In 1990, Schnittke left the Soviet Union and settled in Hamburg. His health remained poor, however. He suffered several more strokes before his death on August 3, 1998, in Hamburg, at the age of 63. He was buried, with state honors, at the Novodevichy Cemetery in Moscow, where many other prominent Russian composers, including Dmitri Shostakovich, are interred
Schnittke's early music shows the strong influence of Dmitri Shostakovich, but after the visit of the Italian composer Luigi Nono to the USSR, he took up the serial technique in works such as Music for Piano and Chamber Orchestra (1964). However, Schnittke soon became dissatisfied with what he termed the "puberty rites of serial self-denial." He created a new style which has been called "polystylism", where he juxtaposed and combined music of various styles past and present. He once wrote, "The goal of my life is to unify serious music and light music, even if I break my neck in doing so." His first concert work to use the polystylistic technique was the Second Violin Sonata, Quasi una sonata (1967–1968). He experimented with techniques in his film work, as shown by much of the sonata appearing first in his score for the animation short "The Glass Harmonica". He continued to develop the polystylistic technique in works such as the epic First Symphony (1969–1972) and First Concerto Grosso (1977). Other works were more stylistically unified, such as his Piano Quintet (1972–1976), written in memory of his recently deceased mother.

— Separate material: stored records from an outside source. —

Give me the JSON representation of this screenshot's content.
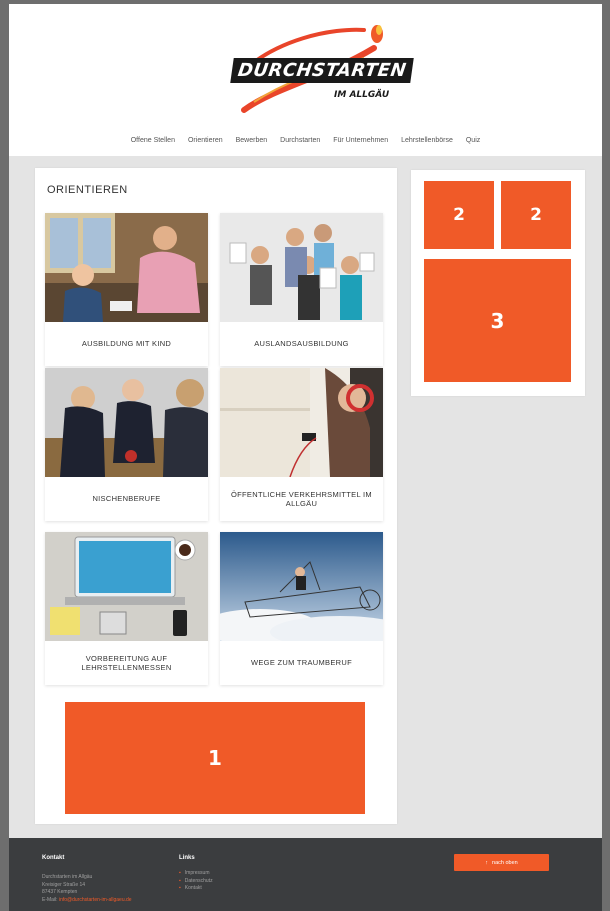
{
  "header": {
    "logo_line1": "DURCHSTARTEN",
    "logo_line2": "IM ALLGÄU",
    "nav": [
      "Offene Stellen",
      "Orientieren",
      "Bewerben",
      "Durchstarten",
      "Für Unternehmen",
      "Lehrstellenbörse",
      "Quiz"
    ]
  },
  "main": {
    "title": "ORIENTIEREN",
    "tiles": [
      {
        "caption": "AUSBILDUNG MIT KIND"
      },
      {
        "caption": "AUSLANDSAUSBILDUNG"
      },
      {
        "caption": "NISCHENBERUFE"
      },
      {
        "caption": "ÖFFENTLICHE VERKEHRSMITTEL IM ALLGÄU"
      },
      {
        "caption": "VORBEREITUNG AUF LEHRSTELLENMESSEN"
      },
      {
        "caption": "WEGE ZUM TRAUMBERUF"
      }
    ],
    "ad_label": "1"
  },
  "sidebar": {
    "ad_small_1": "2",
    "ad_small_2": "2",
    "ad_large": "3"
  },
  "footer": {
    "kontakt_title": "Kontakt",
    "kontakt_lines": [
      "Durchstarten im Allgäu",
      "Kreisiger Straße 14",
      "87437 Kempten"
    ],
    "email_label": "E-Mail:",
    "email": "info@durchstarten-im-allgaeu.de",
    "links_title": "Links",
    "links": [
      "Impressum",
      "Datenschutz",
      "Kontakt"
    ],
    "back_to_top": "nach oben",
    "back_to_top_icon": "arrow-up-icon"
  },
  "colors": {
    "accent": "#f05a28",
    "footer_bg": "#3b3d3f",
    "page_bg": "#e4e4e4"
  }
}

In the 1980s, Schnittke's music began to become more widely known abroad, thanks in part to the work of émigré Soviet artists such as the violinists Gidon Kremer and Mark Lubotsky. Despite constant illness, he produced a large amount of music, including important works such as the Second (1980) and Third (1983) String Quartets and the String Trio (1985); the Faust Cantata (1983), which he later incorporated in his opera Historia von D. Johann Fausten; the ballet Peer Gynt (1985–1987); the Third (1981), Fourth (1984) and Fifth (1988) Symphonies (the last of which is also known as the Fourth Concerto Grosso) and the Viola (1985) and First Cello (1985–1986) concertos.
As his health deteriorated, Schnittke started to abandon much of the extroversion of his polystylism and retreated into a more withdrawn, bleak style, quite accessible to the lay listener. The Fourth Quartet (1989) and Sixth (1992), Seventh (1993) and Eighth (1994) symphonies are good examples of this. Some Schnittke scholars, such as Gerard McBurney, have argued that it is the late works that will ultimately be the most influential parts of Schnittke's output. After a stroke in 1994 left him almost completely paralysed, Schnittke largely ceased to compose. He did complete some short works in 1997 and also a Ninth Symphony; its score was almost unreadable because he had written it with great difficulty with his left hand.
The Ninth Symphony was first performed on 19 June 1998 in Moscow in a version deciphered – but also 'arranged' – by Gennady Rozhdestvensky, who conducted the premiere. After hearing a tape of the performance, Schnittke indicated he wanted it withdrawn. After he died, though, others worked to decipher the score. Nikolai Korndorf died before he could complete the task, which was continued and completed by Alexander Raskatov. In Raskatov's version, the three orchestral movements of Schnittke's symphony may be followed by a choral fourth, which is Raskatov's own Nunc Dimittis (in memoriam Alfred Schnittke). This version was premiered in Dresden, Germany, on June 16, 2007.